Sheikh Muhammad al-Ameen al-Shinqitee (rahimahullah) writes in his book “mudhakkirah”:
Linguistically, taqleed is defined as, placing a collar on someone’s neck, and it is used to denote a person who entrusts his affair to another, as if it is tied to his neck like a collar.
ِAnd the shari’ definition according to the fuqaha is “accepting the opinion of another without knowing the evidence (for his opinion)”.
Know that their saying “opinion of another” is used to refer only to the ijtihad (juristic reasoning) of another. As for those (matters) for which there are nusoos (clear-cut textual evidences from the Qur’an and sunnah) then, in such matters there can be neither be a madhhab for anyone, nor an opinion, as it then becomes obligatory to follow the clear-cut textual evidence directly, according to all the scholars. This is ittiba’ (following the texts) not an opinion, so there is no taqlid in this.
When does a scholar resort to ijtihad?
The sheikh (rahimahullah) writes:
And ijtihad is done only in two cases:
- When there is no nass (clear-cut textual evidence from the qur’an and sunnah).

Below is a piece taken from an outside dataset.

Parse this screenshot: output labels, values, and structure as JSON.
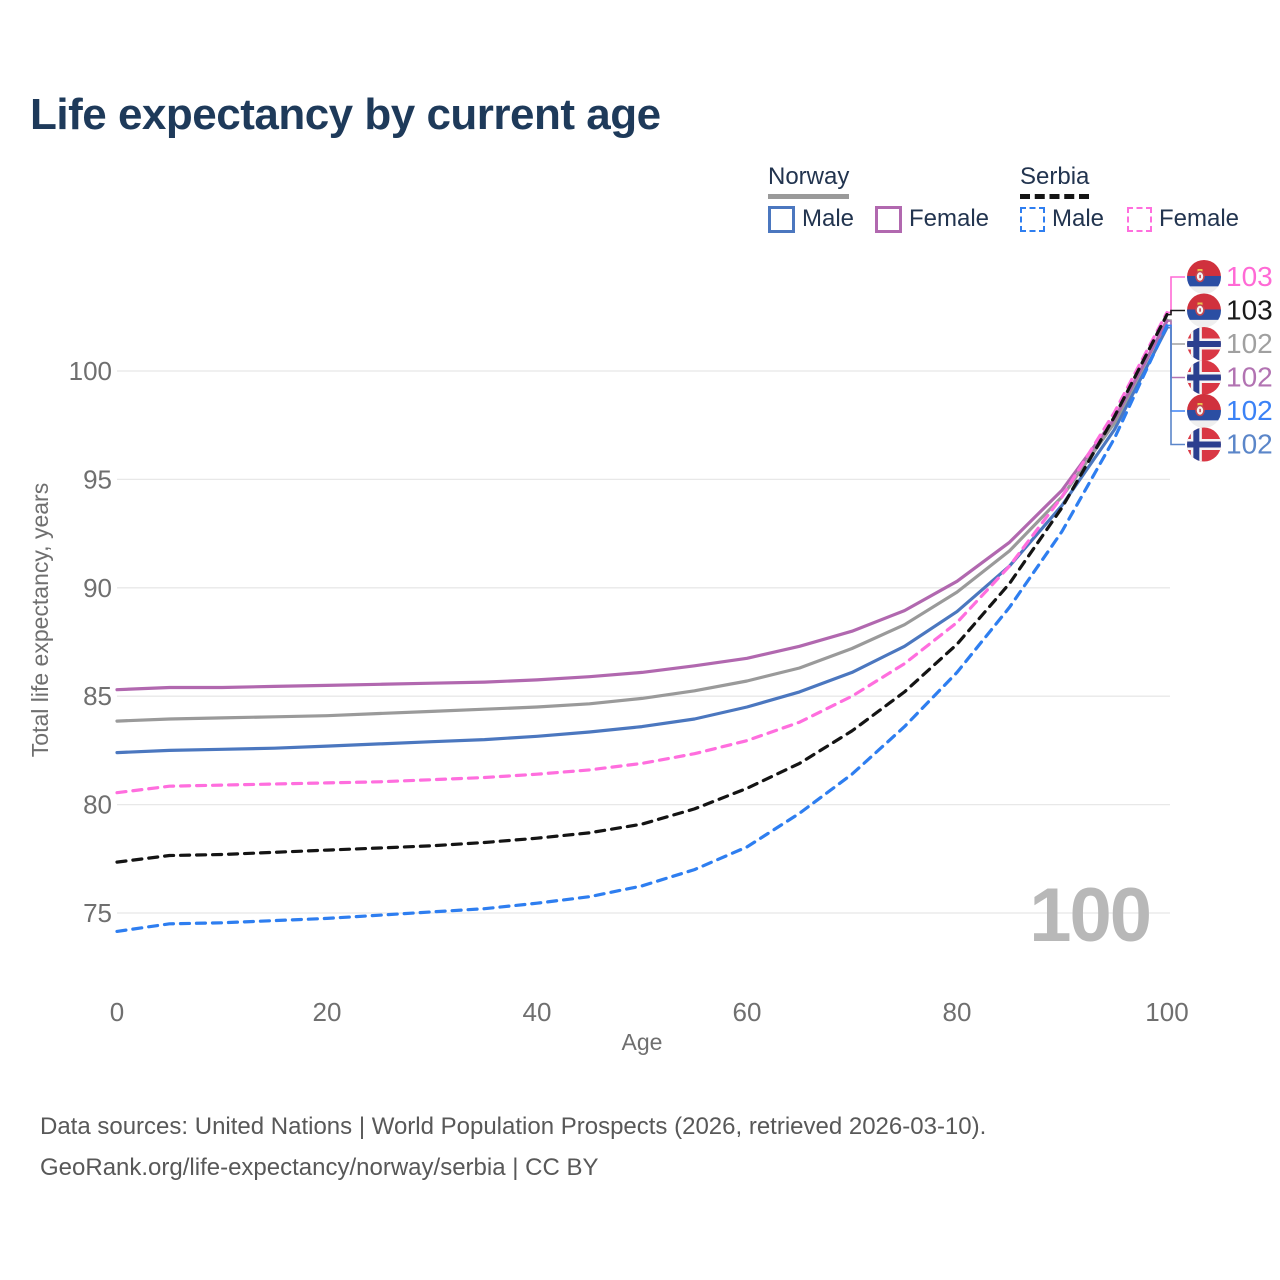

- When there are texts available, but they appear to contradict, so then the scholar is required to resort to ijtihad, either by reconciling the contradictory evidences or by giving preference to one over the other (tarjeeh)
However, following a statement of the Prophet ﷺ or following that for which there is scholarly consensus is not called taqleed, because that is the daleel (evidence) by itself.
None differed on the permissibilty of taqleed with regards to the layman, except some of the Qadariyya (those who deny predestination).
The basis for taqlid is found in the verse where Allah ﷻ says, “And it is not for the believers to go forth [to battle] all at once. For there should separate from every division of them a group [remaining] to obtain understanding in the religion and warn their people when they return to them that they might be cautious.” (Surah al-Tawba: 122)
And also where Allah ﷻ says, “So ask the people of the understanding if you do not know.” (Surah al-Nahl: 43)
Also, there was consensus among the sahabah in this matter, i.e., the validity of taqleed for the laymen.
The layman should not seek a fatwa except from the one whom he can ascertain beyond a reasonable doubt to be from its people. If he is in a land where there are many mujtahidoon (scholars who have reached the level of ijtihad) then he can ask anyone from among them. And it isn’t binding on him to ask the most knowledgeable from among them, due to the permissiblity of asking the less knowledgeable from among them. It is also said that he is obligated to ask the one who is most knowledgeable.